It’s a long, long game: Judy Fudge on improving workers’ rights

Judy Fudge is sitting on a bench outdoors on campus

Labour law expert and scholar Judy Fudge is McMaster's new LIUNA Enrico Henry Mancinelli Professor of Global Labour Issues. Her research explores how campaigns again "modern slavery" often take attention from deeper labour problems that put workers at risk. (Photo by Georgia Kirkos, McMaster University)


Judy Fudge is a world-renowned labour lawyer and scholar. A Fellow of the Royal Society of Canada, she is McMaster’s LIUNA Enrico Henry Mancinelli Professor of Global Labour Issues.

Fudge’s research into gender equity, employment standards and labour rights has shaped policy in Canada and abroad.

Before joining McMaster in 2018, Fudge taught at York University’s Osgoode Hall Law School, the University of Victoria, and the University of Kent, and has held visiting professorships and fellowships at the Institute for Research on Migration, Ethnicity and Society (REMESO) at Linköping University in Sweden, the NORMA research environment at the University of Lund in Sweden, the European University Institute in Florence, the Institute of Advanced Studies in Nantes, France, and the Re:Work: IGK Work and Human Lifecycle in Global History at Humboldt-Universität zu Berlin.

Here, Fudge talks about why she prefers teaching in McMaster’s labour studies department to law school, why corporate and state opposition to “modern slavery” is often a front for xenophobia, and why she loves teaching undergraduates.

On her move away from law schools

In Canada, students can pay $75,000 to $100,000 of tuition for three years of law school. It shapes and limits what they want to study, and the kind of work that they’re able to do. I found over the 19 years of teaching law in Ontario, fewer and fewer of my students were able to do work that was socially progressive, because they couldn’t afford it. They had huge debt loads, and they couldn’t afford to pursue the less lucrative kind of work that might have led them to study law.

Law school began to feel like an environment that structurally disadvantages students who want to pursue those interests, and that’s not a comfortable environment in which to teach.

On the many points of view at McMaster

Another reason I came to Mac is that its School of Labour Studies is known for interdisciplinary work.

Law schools have to teach property law, constitutional law, civil procedure — a very diverse range of courses, but you still look at everything from the point of view of a legal scholar.

In labour studies, people from different fields think about questions in different ways.

On teaching

I love teaching. And I’m happy I get to teach undergraduates here. They’re so open to new ideas.

Unlike graduate students, they’re not as uncomfortable with what they do not know. If it takes them a few weeks and a lot of reading to figure out something complicated, they’re fine with it. And the students are very pleasant.

On the impact of her work

I think that one of the things profs don’t recognize as scholars is how much impact we have on students.
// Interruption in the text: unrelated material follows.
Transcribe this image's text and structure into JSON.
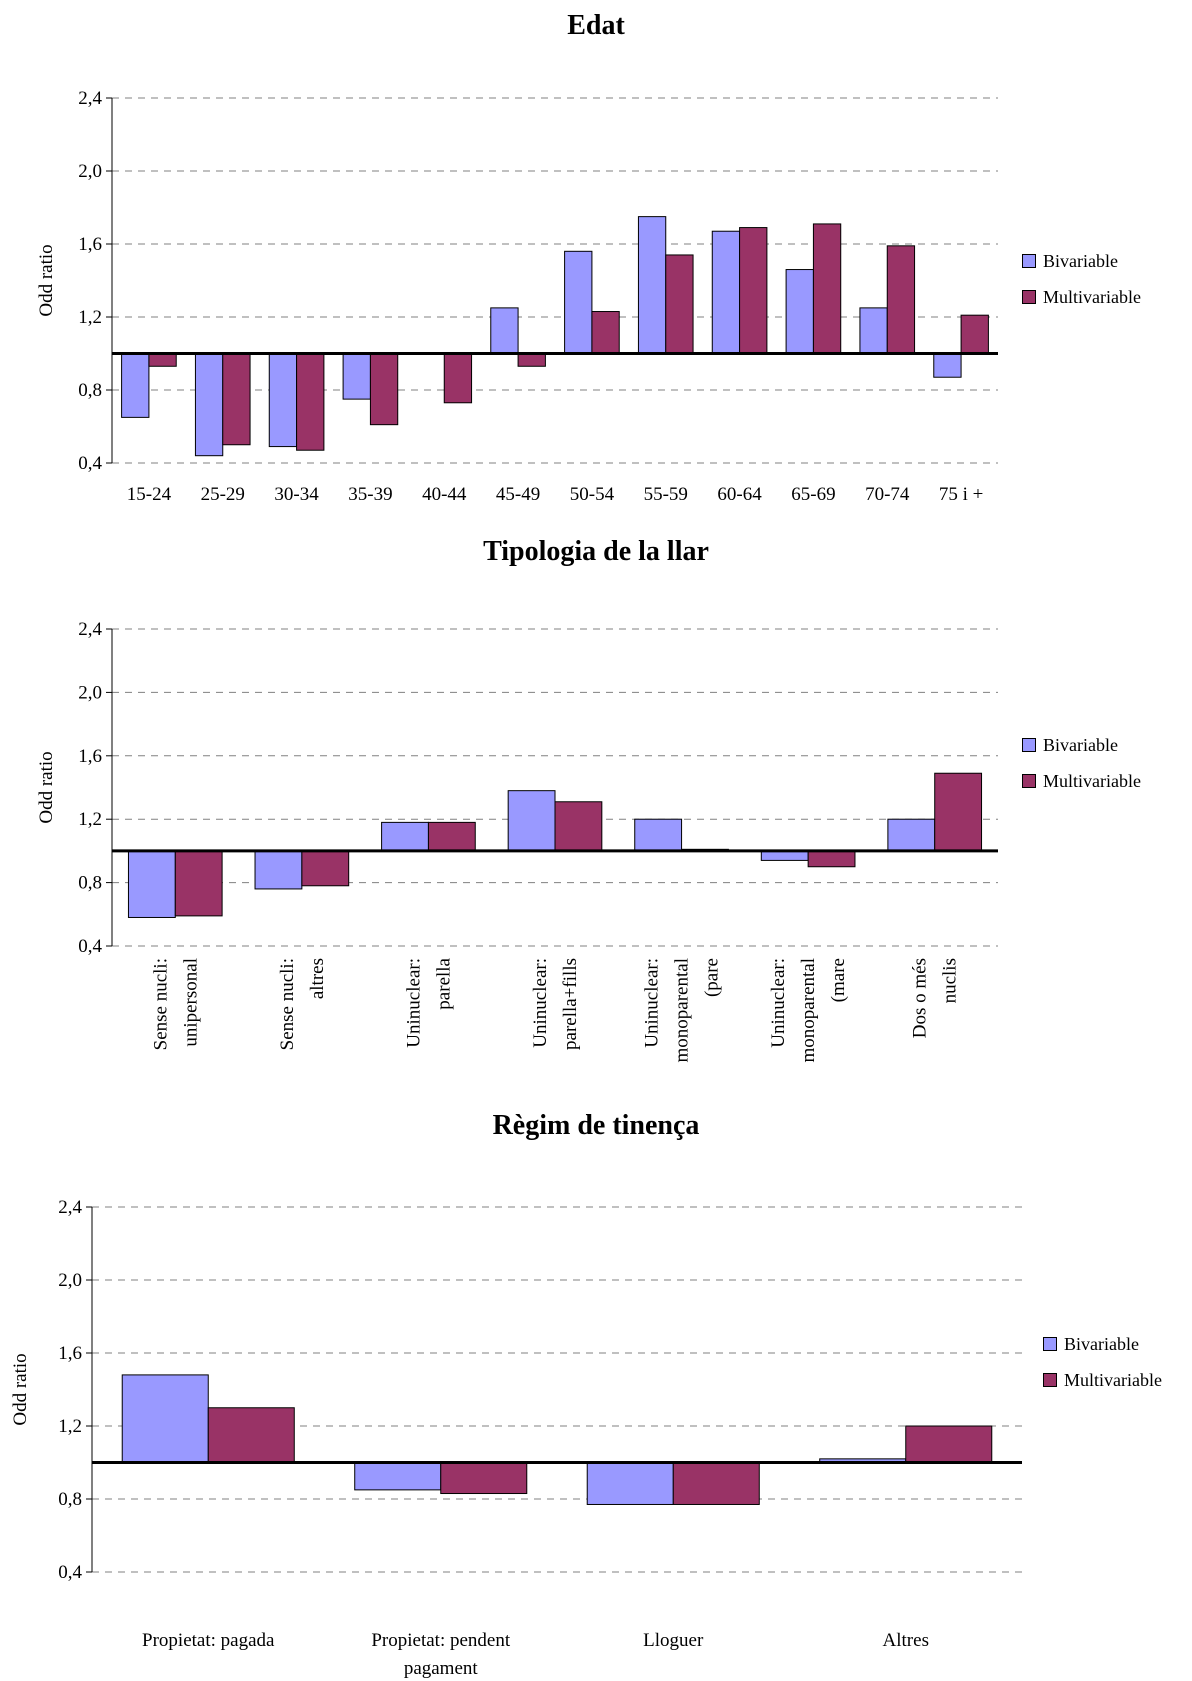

Because I taught in law schools for a long time, I could see the kind of impact that some of my students could have as judges or lawyers. And here in labour studies, our students go off and do a range of things from working for and with trade unions, community organizations, and political parties and as human resource professionals. Some go into academia and they teach the next generations of students.  It is surprising the people I have run into who have read some of my articles.

On modern slavery

I was in the United Kingdom when they enacted the Modern Slavery Act of 2015, which creates a series of crimes and imposes transparency regulations on businesses which requires firms with substantial revenue to report what they’ve done to detect and eradicate modern slavery. Australia now has similar legislation, and the United Nations made the eradication of modern slavery one of its Sustainable Development Goals for 2030. The International Labour Organization came out with a new protocol on forced labour in 2014.

My concern is that all this attention on eradicating modern slavery and forced labour is actually distracting us from deeper problems like footloose financial capital and supply chains that shift risk to workers.

All of the attention on slavery and the criminal gangs involved in it reinforce the idea that labour markets are functioning smoothly and all we need is to get rid of criminal activity. The focus on modern slavery has also gone hand-in-hand with securitizing borders.

“Modern slavery” functions more like a slogan than an analytic category or legal harm. It’s an easy sell.

Who’s going to say, “Well, I oppose those laws against modern slavery!”

I’m trying to understand the politics of these laws and the effect of making slavery a crime in a context in which labour markets are producing precarious jobs.

On affecting policy and legislation

I definitely think I’ve helped shape Canadian constitutional labour discourse, but I don’t think it’s actually helped the people I cared about. Changes in legislation and policy usually take about 25 years to really affect people.

Some of the legislative changes to Ontario’s Employment Standards Act that I have been advocating for since 1991 were finally introduced in 2017, but when the Conservative government was elected, it repealed them.

Obtaining laws that improve working people’s rights and standards of living is a long, long, game.